Human Rights Watch: “La Cina costringe monaci tibetani a diventare propagandisti del partito comunista”

In parte, l’esito dell’UPR era stato previsto dalla Human Rights Watch, organizzazione non governativa internazionale, con sede a New York, che si occupa della difesa dei diritti umani. Lo scorso 30 ottobre, infatti, l’ente aveva denunciato il tentativo della Repubblica di “cinesizzare la Religione in Tibet“. In particolare, “Pechino costringe i monaci prescelti nella Regione autonoma del Tibet a una formazione politica volta a creare un nuovo corpo di insegnanti buddisti esperti in ideologia di stato“.
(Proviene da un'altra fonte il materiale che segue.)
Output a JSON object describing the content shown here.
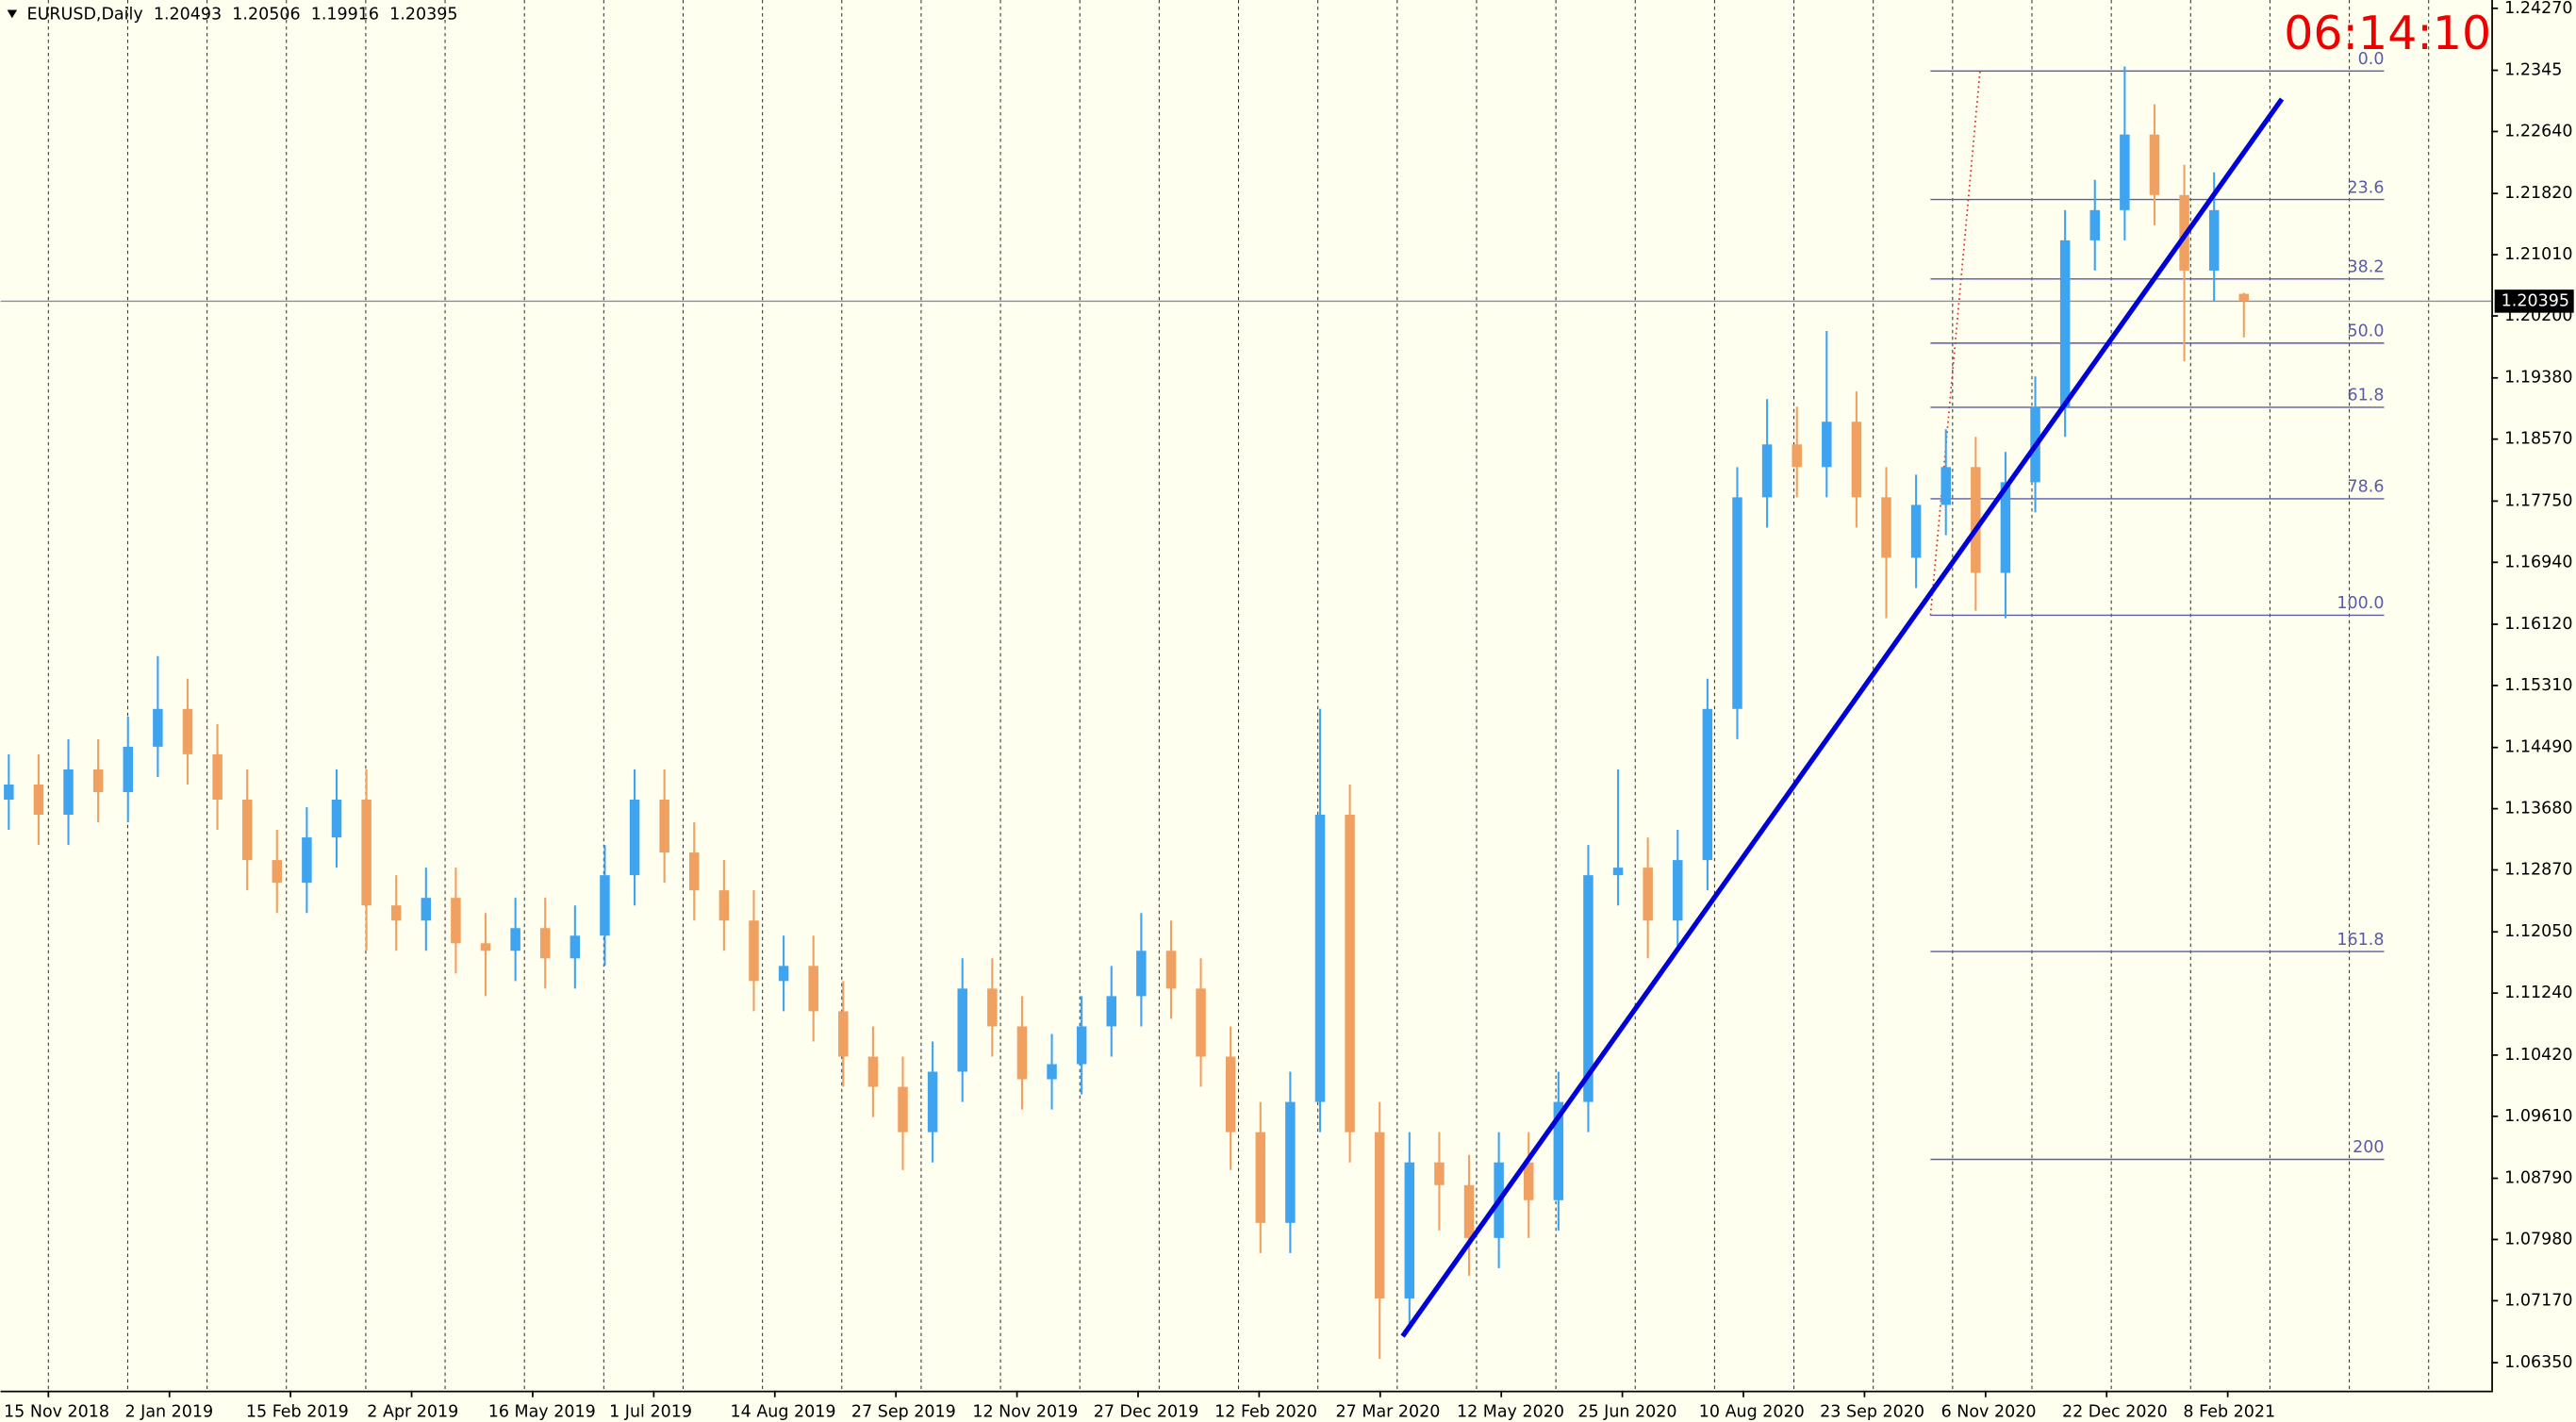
{
  "chart_data": {
    "type": "candlestick",
    "symbol": "EURUSD,Daily",
    "clock": "06:14:10",
    "date_labels": [
      "15 Nov 2018",
      "2 Jan 2019",
      "15 Feb 2019",
      "2 Apr 2019",
      "16 May 2019",
      "1 Jul 2019",
      "14 Aug 2019",
      "27 Sep 2019",
      "12 Nov 2019",
      "27 Dec 2019",
      "12 Feb 2020",
      "27 Mar 2020",
      "12 May 2020",
      "25 Jun 2020",
      "10 Aug 2020",
      "23 Sep 2020",
      "6 Nov 2020",
      "22 Dec 2020",
      "8 Feb 2021"
    ],
    "open": [
      1.138,
      1.14,
      1.136,
      1.142,
      1.139,
      1.145,
      1.15,
      1.144,
      1.138,
      1.13,
      1.127,
      1.133,
      1.138,
      1.124,
      1.122,
      1.125,
      1.119,
      1.118,
      1.121,
      1.117,
      1.12,
      1.128,
      1.138,
      1.131,
      1.126,
      1.122,
      1.114,
      1.116,
      1.11,
      1.104,
      1.1,
      1.094,
      1.102,
      1.113,
      1.108,
      1.101,
      1.103,
      1.108,
      1.112,
      1.118,
      1.113,
      1.104,
      1.094,
      1.082,
      1.098,
      1.136,
      1.094,
      1.072,
      1.09,
      1.087,
      1.08,
      1.09,
      1.085,
      1.098,
      1.128,
      1.129,
      1.122,
      1.13,
      1.15,
      1.178,
      1.185,
      1.182,
      1.188,
      1.178,
      1.17,
      1.177,
      1.182,
      1.168,
      1.18,
      1.19,
      1.212,
      1.216,
      1.226,
      1.218,
      1.208,
      1.20493
    ],
    "high": [
      1.144,
      1.144,
      1.146,
      1.146,
      1.149,
      1.157,
      1.154,
      1.148,
      1.142,
      1.134,
      1.137,
      1.142,
      1.142,
      1.128,
      1.129,
      1.129,
      1.123,
      1.125,
      1.125,
      1.124,
      1.132,
      1.142,
      1.142,
      1.135,
      1.13,
      1.126,
      1.12,
      1.12,
      1.114,
      1.108,
      1.104,
      1.106,
      1.117,
      1.117,
      1.112,
      1.107,
      1.112,
      1.116,
      1.123,
      1.122,
      1.117,
      1.108,
      1.098,
      1.102,
      1.15,
      1.14,
      1.098,
      1.094,
      1.094,
      1.091,
      1.094,
      1.094,
      1.102,
      1.132,
      1.142,
      1.133,
      1.134,
      1.154,
      1.182,
      1.191,
      1.19,
      1.2,
      1.192,
      1.182,
      1.181,
      1.187,
      1.186,
      1.184,
      1.194,
      1.216,
      1.22,
      1.235,
      1.23,
      1.222,
      1.221,
      1.20506
    ],
    "low": [
      1.134,
      1.132,
      1.132,
      1.135,
      1.135,
      1.141,
      1.14,
      1.134,
      1.126,
      1.123,
      1.123,
      1.129,
      1.118,
      1.118,
      1.118,
      1.115,
      1.112,
      1.114,
      1.113,
      1.113,
      1.116,
      1.124,
      1.127,
      1.122,
      1.118,
      1.11,
      1.11,
      1.106,
      1.1,
      1.096,
      1.089,
      1.09,
      1.098,
      1.104,
      1.097,
      1.097,
      1.099,
      1.104,
      1.108,
      1.109,
      1.1,
      1.089,
      1.078,
      1.078,
      1.094,
      1.09,
      1.064,
      1.068,
      1.081,
      1.075,
      1.076,
      1.08,
      1.081,
      1.094,
      1.124,
      1.117,
      1.118,
      1.126,
      1.146,
      1.174,
      1.178,
      1.178,
      1.174,
      1.162,
      1.166,
      1.173,
      1.163,
      1.162,
      1.176,
      1.186,
      1.208,
      1.212,
      1.214,
      1.196,
      1.204,
      1.19916
    ],
    "close": [
      1.14,
      1.136,
      1.142,
      1.139,
      1.145,
      1.15,
      1.144,
      1.138,
      1.13,
      1.127,
      1.133,
      1.138,
      1.124,
      1.122,
      1.125,
      1.119,
      1.118,
      1.121,
      1.117,
      1.12,
      1.128,
      1.138,
      1.131,
      1.126,
      1.122,
      1.114,
      1.116,
      1.11,
      1.104,
      1.1,
      1.094,
      1.102,
      1.113,
      1.108,
      1.101,
      1.103,
      1.108,
      1.112,
      1.118,
      1.113,
      1.104,
      1.094,
      1.082,
      1.098,
      1.136,
      1.094,
      1.072,
      1.09,
      1.087,
      1.08,
      1.09,
      1.085,
      1.098,
      1.128,
      1.129,
      1.122,
      1.13,
      1.15,
      1.178,
      1.185,
      1.182,
      1.188,
      1.178,
      1.17,
      1.177,
      1.182,
      1.168,
      1.18,
      1.19,
      1.212,
      1.216,
      1.226,
      1.218,
      1.208,
      1.216,
      1.20395
    ],
    "up_color": "#3fa4f0",
    "down_color": "#f0a060",
    "ylim": [
      1.0598,
      1.2438
    ],
    "yticks": [
      {
        "value": 1.2427,
        "label": "1.24270"
      },
      1.2345,
      {
        "value": 1.2264,
        "label": "1.22640"
      },
      {
        "value": 1.2182,
        "label": "1.21820"
      },
      {
        "value": 1.2101,
        "label": "1.21010"
      },
      {
        "value": 1.202,
        "label": "1.20200"
      },
      {
        "value": 1.1938,
        "label": "1.19380"
      },
      {
        "value": 1.1857,
        "label": "1.18570"
      },
      {
        "value": 1.1775,
        "label": "1.17750"
      },
      {
        "value": 1.1694,
        "label": "1.16940"
      },
      {
        "value": 1.1612,
        "label": "1.16120"
      },
      {
        "value": 1.1531,
        "label": "1.15310"
      },
      {
        "value": 1.1449,
        "label": "1.14490"
      },
      {
        "value": 1.1368,
        "label": "1.13680"
      },
      {
        "value": 1.1287,
        "label": "1.12870"
      },
      {
        "value": 1.1205,
        "label": "1.12050"
      },
      {
        "value": 1.1124,
        "label": "1.11240"
      },
      {
        "value": 1.1042,
        "label": "1.10420"
      },
      {
        "value": 1.0961,
        "label": "1.09610"
      },
      {
        "value": 1.0879,
        "label": "1.08790"
      },
      {
        "value": 1.0798,
        "label": "1.07980"
      },
      {
        "value": 1.0717,
        "label": "1.07170"
      },
      {
        "value": 1.0635,
        "label": "1.06350"
      }
    ],
    "grid": true,
    "fibonacci": {
      "high": 1.2344,
      "low": 1.1624,
      "color": "#5a5aa8",
      "levels": [
        {
          "value": 0,
          "label": "0.0"
        },
        23.6,
        38.2,
        {
          "value": 50,
          "label": "50.0"
        },
        61.8,
        78.6,
        {
          "value": 100,
          "label": "100.0"
        },
        161.8,
        200
      ]
    },
    "trendline": {
      "start": 1.067,
      "end": 1.2307,
      "color": "#0000d8"
    }
  }
}
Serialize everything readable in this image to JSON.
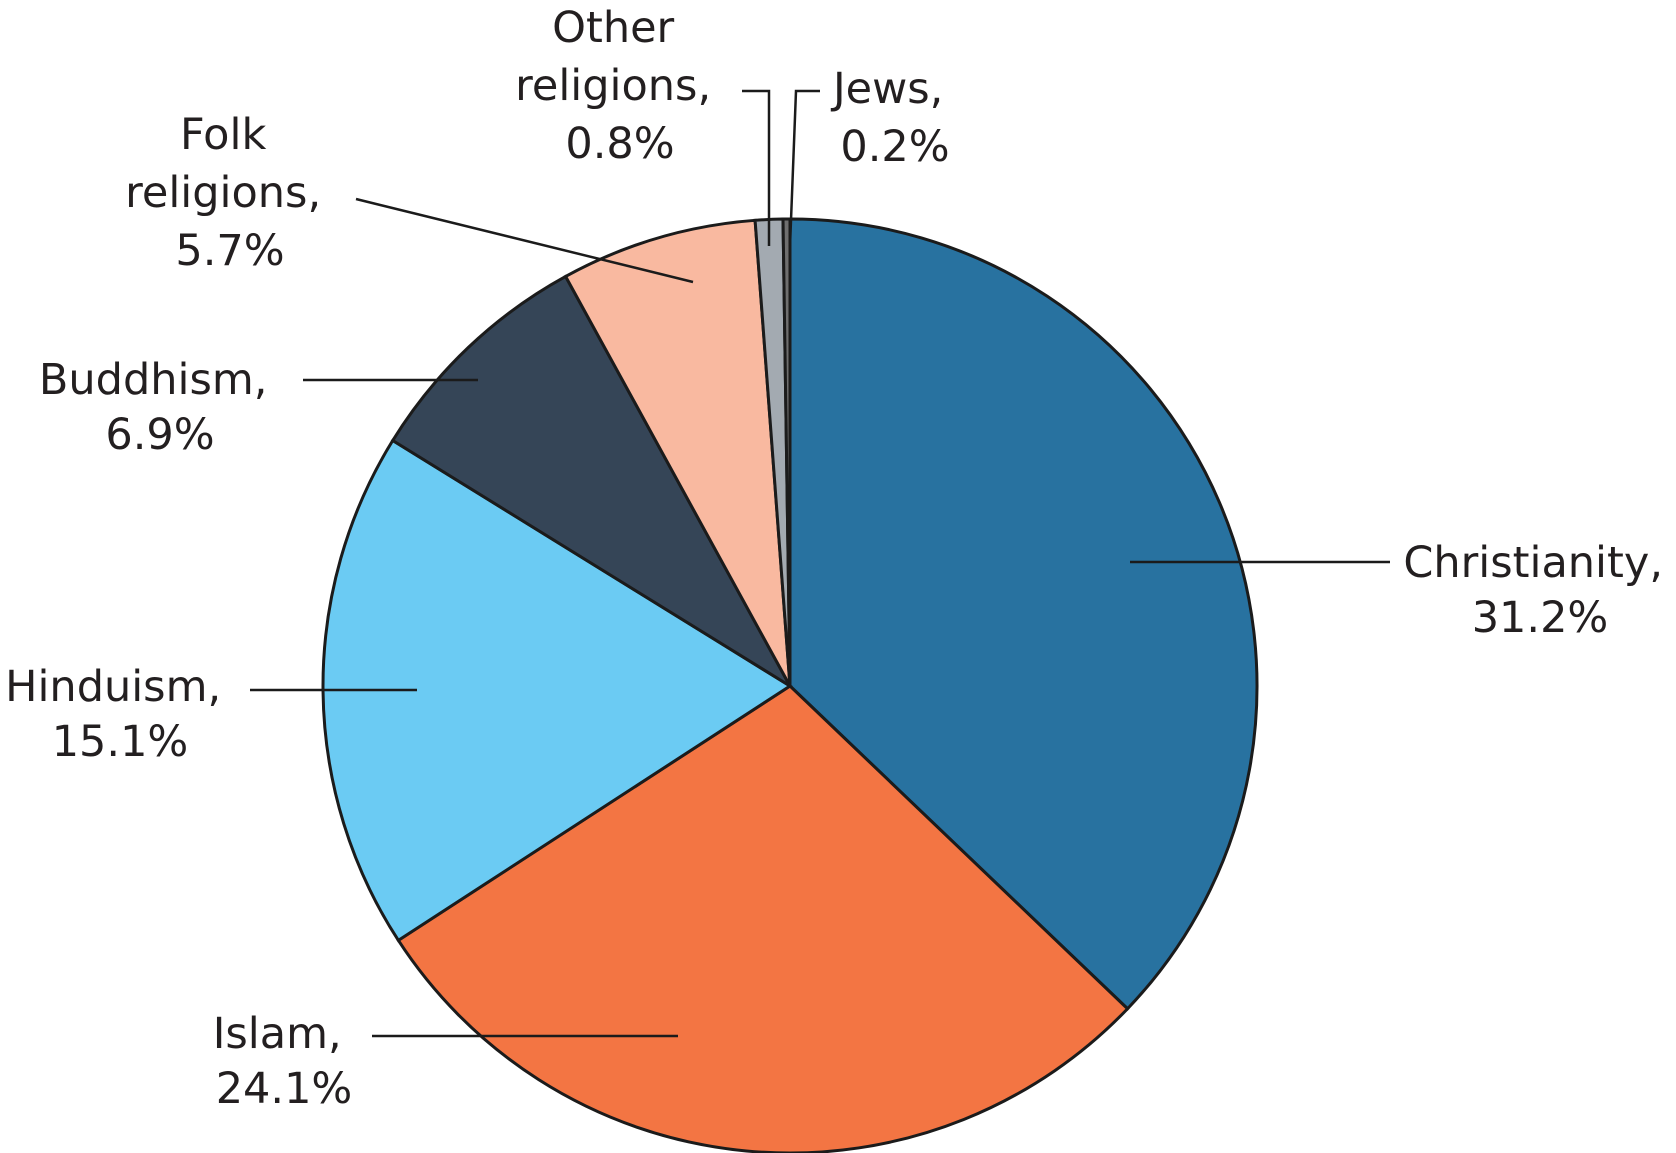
{
  "chart_data": {
    "type": "pie",
    "title": "",
    "start": "top",
    "direction": "clockwise",
    "slices": [
      {
        "name": "Christianity,",
        "value": 31.2,
        "label": "31.2%",
        "color": "#2872a0"
      },
      {
        "name": "Islam,",
        "value": 24.1,
        "label": "24.1%",
        "color": "#f37543"
      },
      {
        "name": "Hinduism,",
        "value": 15.1,
        "label": "15.1%",
        "color": "#6bcbf3"
      },
      {
        "name": "Buddhism,",
        "value": 6.9,
        "label": "6.9%",
        "color": "#354557"
      },
      {
        "name": "Folk religions,",
        "value": 5.7,
        "label": "5.7%",
        "color": "#f9b9a0"
      },
      {
        "name": "Other religions,",
        "value": 0.8,
        "label": "0.8%",
        "color": "#a3aab1"
      },
      {
        "name": "Jews,",
        "value": 0.2,
        "label": "0.2%",
        "color": "#6f6f6f"
      }
    ]
  }
}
Sophie Richardson, direttrice di Human Rights Watch, ha affermato che “le autorità cinesi hanno sempre posto vincoli pesanti sulla libertà religiosa, in particolare in Tibet e in altre regioni. Monaci e monache tibetane molto persuasivi prendono sempre più campo a nuovi livelli e sono propagandisti del Partito comunista cinese in maniera anormale. L’inserimento delle autorità del dogma politico nel programma di studi religiosi e l’introduzione di monaci che indottrinano altri monaci deve indurre a riflettere sull’ostilità di Pechino alla libertà di credo religioso“.